Caen : un joggeur qui portait un maillot "Ben Laden" écope de six mois de prison de ferme
Chakib Limane avait été interpellé en juin dernier, après avoir fait confectionner un maillot de football du FC Barcelone au nom de "Ben Laden".

, publié le mercredi 08 novembre 2017 à 13h05

JUSTICE. Dénoncé à la police par un employé du magasin où il avait fait personnaliser son maillot de football au nom du terroriste, Chakib Limane a plaidé la simple "provocation".

Mais cela n'a pas convaincu le président du tribunal, qui l'a condamné à six mois de prison et privé de ses droits civiques et civils pendant cinq ans.

Le tribunal correctionnel de Caen (Calvados) a condamné mardi 7 novembre un homme de 34 ans qui avait floqué un maillot de football au nom de "Ben Laden" à six mois de prison ferme, rapporte Le Parisien. Il était poursuivi pour apologie du terrorisme. Chakib Limane avait été dénoncé en juin dernier à la police par un agent de sécurité du magasin où il avait fait personnaliser son maillot. L'employé s'inquiétait du bracelet électronique porté par le Caennais.

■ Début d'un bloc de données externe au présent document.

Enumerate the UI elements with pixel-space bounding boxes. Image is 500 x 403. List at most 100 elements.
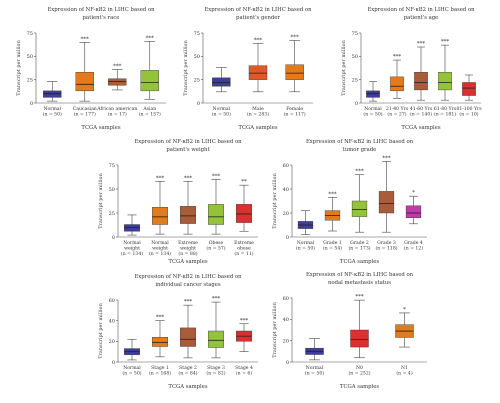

Face aux policiers, le trentenaire, père de famille, a expliqué qu'il portait parfois ce t-shirt pour courir. En fouillant chez lui, les enquêteurs ont trouvé six autres maillots du même genre. L'un était notamment floqué "Ali le chimique", bras droit de Saddam Hussein responsable de la mort de 5.000 Kurdes. Chakib Limane a reconnu avoir porté plusieurs de ces maillots dans la cour du centre de détention où il est incarcéré pour un autre motif.

"C'EST DE LA PROVOCATION, RIEN DE PLUS"

"C'est de la provocation, rien de plus", a-t-il justifié. "C'est surtout inadmissible et choquant", s'est emporté le président du tribunal. Son avocat, Gabriel Sibout, a assuré que son client n'avait rien d'un apprenti terroriste . "Il faut distinguer la provocation et l'immaturité de l'apologie du terrorisme. Il n'a fait que porter un maillot", a-t-il fait valoir.

Le procureur a lui refusé de croire à une simple "connerie". En effet, des photos de Ben Laden et une vidéo jihadiste ont été retrouvées sur son ordinateur. "C'était de la curiosité, c'est tout !", s'est défendu l'accusé. Mais cela n'a pas convaincu le président du tribunal qui, outre les mois de prison, l'a également privé de ses droits civiques et civils pendant cinq ans.